Schweigend fuhren Charles und seine Männer zum Friedhof. Es machte Charles etwas aus, dass er Gorsas hatte hinrichten müssen. Er dachte an ihr erstes Zusammentreffen anlässlich der Hinrichtung von Damiens. Damals hatte ihn der kleine Journalist genervt, aber am Ende hatte er ihn doch gemocht. Und jetzt vermisste er ihn.

Auf dem Friedhof entkleideten sie die Leichen und warfen sie in das Massengrab. Desmorets überschüttete sie anschliessend mit Kalk. Die Kleider warfen sie wie immer auf einen Haufen in den Wagen. Nur die Hosen wurden bereits auf dem Friedhof aussortiert, denn die meisten waren mit Fäkalien beschmutzt. Wenn der Kopf abgetrennt wurde, verlor jeder Muskel die Kontrolle. Nur einzelne Nerven zuckten noch wild und täuschten ein bisschen Leben vor. Dann war auch das vorbei.

Zu Hause trugen sie die Kleider in die Scheune. »Geht in die Küche, und macht euch was zu essen«, sagte Charles, »das hier erledigen wir morgen.« Henri und die Gehilfen waren nicht unglücklich darüber. Irgendwie hatten sie langsam genug von all diesem Blut.

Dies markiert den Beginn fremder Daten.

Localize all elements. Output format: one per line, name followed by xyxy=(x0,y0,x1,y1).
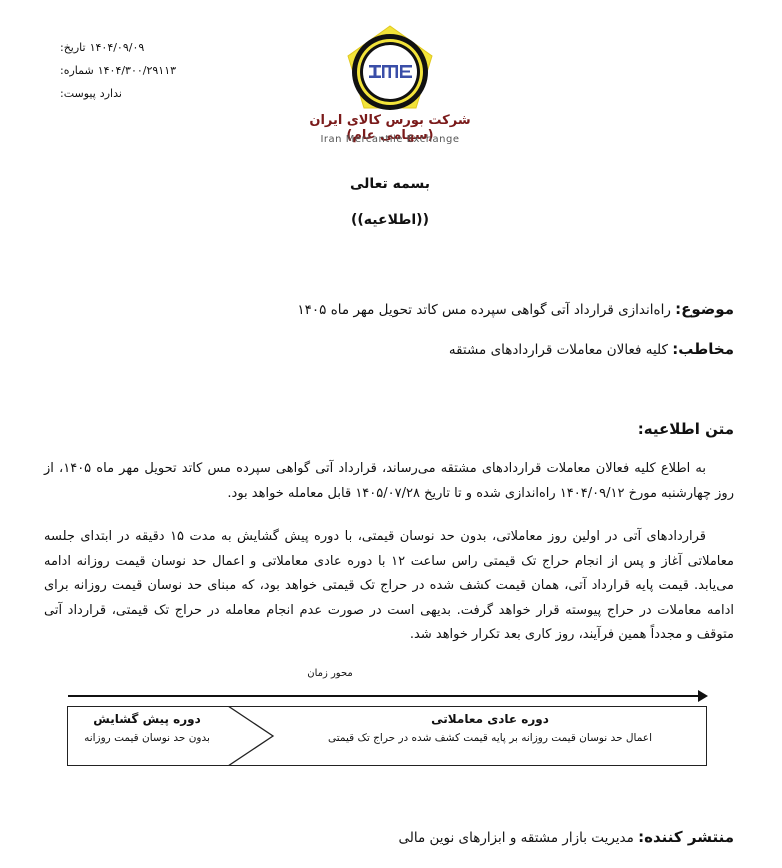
chevron-right-icon xyxy=(228,706,278,766)
publisher-line: منتشر کننده: مدیریت بازار مشتقه و ابزاره… xyxy=(34,828,734,846)
time-axis-label: محور زمان xyxy=(300,668,360,679)
body-paragraph: به اطلاع کلیه فعالان معاملات قراردادهای … xyxy=(44,457,734,506)
date-label: تاریخ: xyxy=(60,36,86,59)
stage-title: دوره عادی معاملاتی xyxy=(280,712,700,726)
number-row: شماره: ۱۴۰۴/۳۰۰/۲۹۱۱۳ xyxy=(60,59,190,82)
attachment-value: ندارد xyxy=(100,82,122,105)
document-meta: تاریخ: ۱۴۰۴/۰۹/۰۹ شماره: ۱۴۰۴/۳۰۰/۲۹۱۱۳ … xyxy=(60,36,190,105)
company-name-en: Iran Mercantile Exchange xyxy=(290,134,490,145)
arrow-right-icon xyxy=(698,690,708,702)
addressee-label: مخاطب: xyxy=(672,340,734,358)
invocation-heading: بسمه تعالی xyxy=(290,176,490,192)
stage-description: بدون حد نوسان قیمت روزانه xyxy=(72,732,222,744)
attachment-label: پیوست: xyxy=(60,82,96,105)
addressee-line: مخاطب: کلیه فعالان معاملات قراردادهای مش… xyxy=(34,340,734,358)
number-value: ۱۴۰۴/۳۰۰/۲۹۱۱۳ xyxy=(98,59,176,82)
timeline-stage-pre-opening: دوره پیش گشایش بدون حد نوسان قیمت روزانه xyxy=(72,712,222,744)
publisher-value: مدیریت بازار مشتقه و ابزارهای نوین مالی xyxy=(398,830,633,846)
time-axis-line xyxy=(68,695,700,697)
timeline-stage-normal-trading: دوره عادی معاملاتی اعمال حد نوسان قیمت ر… xyxy=(280,712,700,744)
stage-title: دوره پیش گشایش xyxy=(72,712,222,726)
subject-value: راه‌اندازی قرارداد آتی گواهی سپرده مس کا… xyxy=(297,302,670,318)
attachment-row: پیوست: ندارد xyxy=(60,82,190,105)
document-type-heading: ((اطلاعیه)) xyxy=(290,212,490,228)
subject-line: موضوع: راه‌اندازی قرارداد آتی گواهی سپرد… xyxy=(34,300,734,318)
body-heading: متن اطلاعیه: xyxy=(534,420,734,438)
date-row: تاریخ: ۱۴۰۴/۰۹/۰۹ xyxy=(60,36,190,59)
subject-label: موضوع: xyxy=(675,300,734,318)
publisher-label: منتشر کننده: xyxy=(638,828,734,846)
ime-logo-icon xyxy=(340,24,440,116)
stage-description: اعمال حد نوسان قیمت روزانه بر پایه قیمت … xyxy=(280,732,700,744)
number-label: شماره: xyxy=(60,59,94,82)
date-value: ۱۴۰۴/۰۹/۰۹ xyxy=(90,36,145,59)
addressee-value: کلیه فعالان معاملات قراردادهای مشتقه xyxy=(449,342,668,358)
body-paragraph: قراردادهای آتی در اولین روز معاملاتی، بد… xyxy=(44,525,734,648)
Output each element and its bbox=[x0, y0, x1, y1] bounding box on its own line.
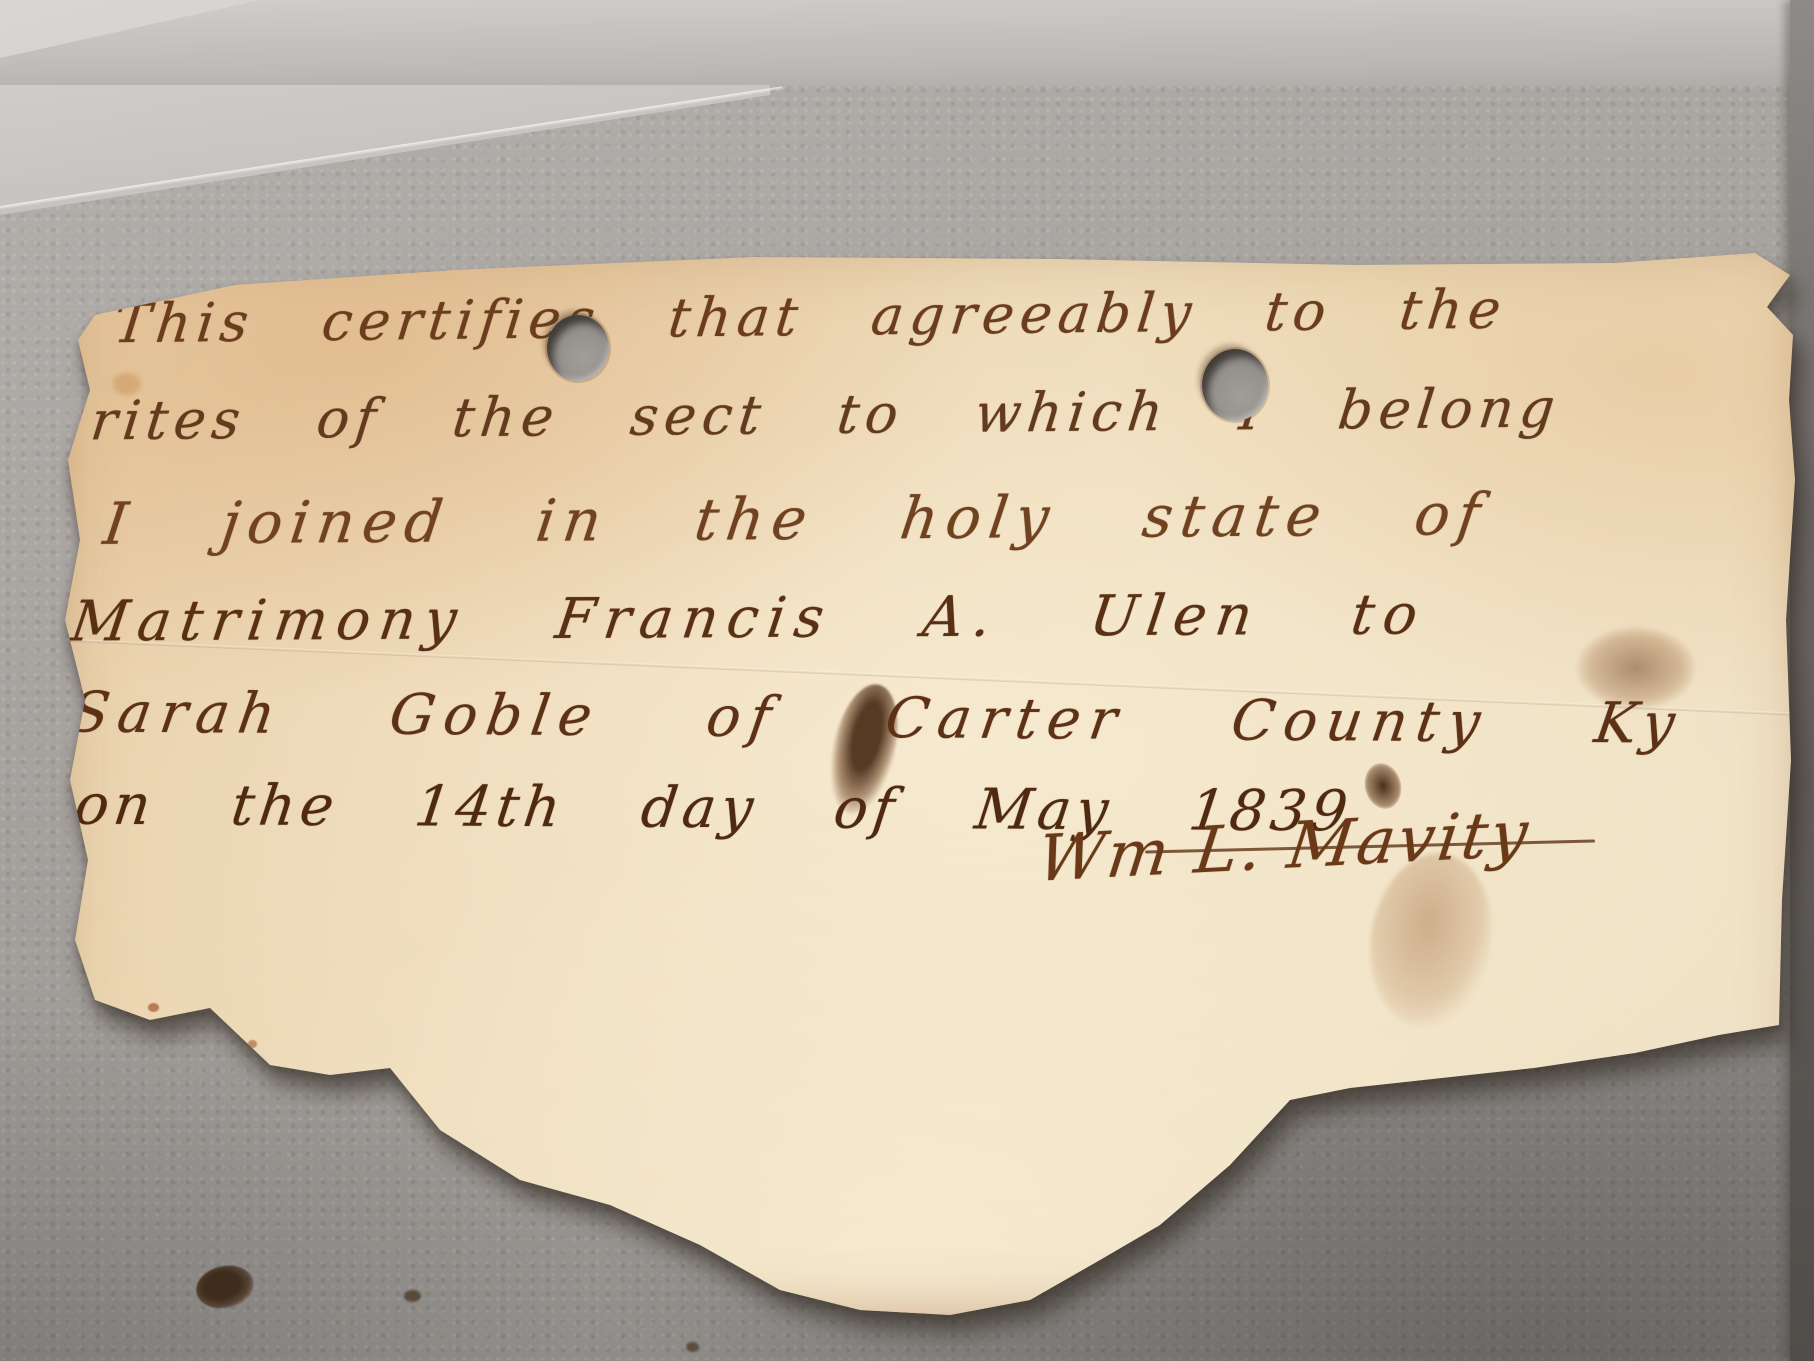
torn-paper: This certifies that agreeably to the rit… bbox=[55, 245, 1805, 1325]
handwriting-line-2: rites of the sect to which I belong bbox=[88, 377, 1564, 453]
punch-hole-left bbox=[547, 315, 609, 381]
rust-speck bbox=[148, 1003, 159, 1012]
punch-hole-right bbox=[1202, 349, 1268, 421]
rust-speck bbox=[248, 1040, 257, 1048]
paper-shadow: This certifies that agreeably to the rit… bbox=[55, 245, 1805, 1325]
handwriting-line-5: Sarah Goble of Carter County Ky bbox=[66, 680, 1688, 756]
ink-mark bbox=[100, 273, 114, 300]
surface-stain-speck bbox=[686, 1342, 699, 1352]
handwriting-line-4: Matrimony Francis A. Ulen to bbox=[67, 582, 1430, 654]
photograph: This certifies that agreeably to the rit… bbox=[0, 0, 1814, 1361]
rust-speck bbox=[198, 1028, 208, 1036]
handwriting-line-3: I joined in the holy state of bbox=[100, 480, 1492, 558]
handwriting-line-1: This certifies that agreeably to the bbox=[111, 278, 1510, 356]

Charles blieb allein in der Scheune zurück und griff nach der Piquéweste. Er fand tatsächlich etwas in der rechten Innentasche. Es war ein Dokument, mehrere Seiten lang. Er steckte es in sein Wams und zog sich in seine Pharmacie zurück. Dort nahm er es wieder hervor und dachte lange nach. Schliesslich entschied er sich, es nicht zu lesen. Wenn dieses Dokument Gorsas das Leben gekostet hatte, wollte er es nicht lesen. Er wollte nicht wissen, was darin stand. Was hatte er damit zu schaffen? Er war bloss ein Henker, der Urteile vollstreckte. Er wollte Ruhe haben, seinen Frieden finden. Aber so einfach war das nicht. Die Toten suchten ihn in der Nacht auf. Er hörte sie sprechen, ihre letzten Worte, er sah ihre hilflosen Augen, die ihn anflehten. Und dann hörte er das Heruntersausen des Fallbeils, und er war hellwach.